Buscando caminos perdidos en el laberinto de mis
tiempos,
cuando ya desfallecía y la veleta no señalaba rumbos
y ni siquiera la ruta de una brisa extraviada,
encontré un sendero nuevo que me incitó a seguir.
Era un camino angosto que luego se fue ensanchando
hasta transformarse en un tejido de caminos,
esparcidos en una gran extensión que latía con un solo
corazón.
Y no sé si fue locura, extravío o un resto de cordura,
lo que apuró mi paso para entrar con un poco de temor
por esa red
y recorrer esas sendas nuevas con todos sus atajos y
cientos de desvíos.
Cada sendero tenía su propio color, sus altibajos,
lomajes y llanuras
y aun así, con diferencias, todos tenían el mismo
olor.
En parajes corrían riachuelos que buscaban algo
especial,
en otros crecían espigas que no eran doradas…
¡Eran de intenso e incitante color azabache!
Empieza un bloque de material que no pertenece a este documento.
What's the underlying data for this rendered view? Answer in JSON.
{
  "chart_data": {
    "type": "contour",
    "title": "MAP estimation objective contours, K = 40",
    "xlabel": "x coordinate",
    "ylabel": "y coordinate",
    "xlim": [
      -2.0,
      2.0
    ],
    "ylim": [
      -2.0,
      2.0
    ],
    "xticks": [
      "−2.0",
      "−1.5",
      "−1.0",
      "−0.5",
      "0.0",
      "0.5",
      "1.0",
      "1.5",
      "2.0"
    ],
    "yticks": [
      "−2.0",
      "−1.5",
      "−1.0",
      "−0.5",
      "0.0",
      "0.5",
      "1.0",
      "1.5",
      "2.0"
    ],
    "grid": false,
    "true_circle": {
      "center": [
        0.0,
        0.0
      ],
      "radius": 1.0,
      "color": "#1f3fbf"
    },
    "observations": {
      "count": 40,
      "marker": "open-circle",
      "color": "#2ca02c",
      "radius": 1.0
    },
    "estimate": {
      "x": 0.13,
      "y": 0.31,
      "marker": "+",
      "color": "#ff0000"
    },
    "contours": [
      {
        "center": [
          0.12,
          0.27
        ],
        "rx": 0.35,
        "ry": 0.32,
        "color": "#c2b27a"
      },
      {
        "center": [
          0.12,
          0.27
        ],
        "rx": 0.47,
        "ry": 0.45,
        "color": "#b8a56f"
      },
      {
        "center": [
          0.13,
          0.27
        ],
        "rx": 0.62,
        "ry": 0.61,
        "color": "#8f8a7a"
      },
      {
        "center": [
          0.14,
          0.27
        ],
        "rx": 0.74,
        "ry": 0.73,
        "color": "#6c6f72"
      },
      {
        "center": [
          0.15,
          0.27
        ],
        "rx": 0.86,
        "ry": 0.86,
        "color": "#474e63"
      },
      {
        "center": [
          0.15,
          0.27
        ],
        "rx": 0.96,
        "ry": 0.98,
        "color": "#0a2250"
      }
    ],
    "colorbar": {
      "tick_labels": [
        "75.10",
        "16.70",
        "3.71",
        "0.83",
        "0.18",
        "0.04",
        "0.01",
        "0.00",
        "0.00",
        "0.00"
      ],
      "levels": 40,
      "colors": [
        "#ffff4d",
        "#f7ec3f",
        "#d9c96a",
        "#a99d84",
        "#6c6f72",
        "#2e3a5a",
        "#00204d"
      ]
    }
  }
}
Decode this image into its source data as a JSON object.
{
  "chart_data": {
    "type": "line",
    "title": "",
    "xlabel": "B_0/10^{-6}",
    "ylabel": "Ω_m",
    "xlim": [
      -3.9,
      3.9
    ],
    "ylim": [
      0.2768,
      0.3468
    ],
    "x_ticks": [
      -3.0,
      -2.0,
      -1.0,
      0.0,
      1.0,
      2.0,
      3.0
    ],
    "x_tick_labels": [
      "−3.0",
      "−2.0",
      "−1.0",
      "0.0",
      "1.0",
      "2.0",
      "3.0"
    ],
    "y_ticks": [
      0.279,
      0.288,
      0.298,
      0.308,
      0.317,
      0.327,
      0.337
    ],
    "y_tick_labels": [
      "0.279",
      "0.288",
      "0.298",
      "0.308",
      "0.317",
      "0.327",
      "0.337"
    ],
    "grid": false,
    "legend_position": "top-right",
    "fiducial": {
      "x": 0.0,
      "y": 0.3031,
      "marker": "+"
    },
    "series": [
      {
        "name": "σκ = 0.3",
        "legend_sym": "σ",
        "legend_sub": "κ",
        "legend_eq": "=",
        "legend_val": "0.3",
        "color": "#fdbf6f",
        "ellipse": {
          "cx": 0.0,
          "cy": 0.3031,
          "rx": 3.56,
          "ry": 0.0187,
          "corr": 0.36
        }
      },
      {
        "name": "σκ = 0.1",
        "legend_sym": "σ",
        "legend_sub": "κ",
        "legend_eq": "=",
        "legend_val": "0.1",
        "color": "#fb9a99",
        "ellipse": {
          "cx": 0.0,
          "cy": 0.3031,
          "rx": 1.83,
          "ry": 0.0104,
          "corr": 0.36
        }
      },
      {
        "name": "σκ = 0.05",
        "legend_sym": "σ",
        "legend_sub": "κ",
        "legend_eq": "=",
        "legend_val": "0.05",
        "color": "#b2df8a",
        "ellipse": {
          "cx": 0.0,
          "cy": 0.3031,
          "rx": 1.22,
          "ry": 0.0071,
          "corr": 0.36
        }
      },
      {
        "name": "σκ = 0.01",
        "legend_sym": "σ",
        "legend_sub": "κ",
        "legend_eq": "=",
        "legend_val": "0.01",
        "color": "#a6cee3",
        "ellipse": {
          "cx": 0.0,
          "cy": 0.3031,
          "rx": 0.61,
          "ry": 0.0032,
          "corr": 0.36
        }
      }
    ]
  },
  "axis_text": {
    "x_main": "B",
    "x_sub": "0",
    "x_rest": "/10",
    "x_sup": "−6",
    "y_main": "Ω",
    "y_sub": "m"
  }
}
Largas y sedosas en las tierras altas y ensortijadas
en tierras más bajas.
Otros trepaban montes y como volcanes en la cima
estallaban
donde los senderos producían miel que invitaban al
viajero libar.
Muchos se
perdían en bajíos profundos buscando humedad
y renacían en planicies que animaban al pasajero
avanzar.
Voy recorriendo esos senderos sin importar cuan largos
son,
porque revivieron sueños truncos y les dieron bríos a
mis pies exhaustos.
Y no me voy a
arrepentir de entrar, correr, bañarme en aguas tranquilas;
libar miel de los montes, enredarme en espigas morenas;
deslizarme por dunas suaves, hundirme en profundidades;
renacer en remansos extensos y apagar la sed con agua
fresca.
Quiero seguir corriendo y viviendo por esos
senderos nuevos
y hasta morir y revivir quisiera en esos caminos,
que dibujan esa maravillosa geografía de tu piel.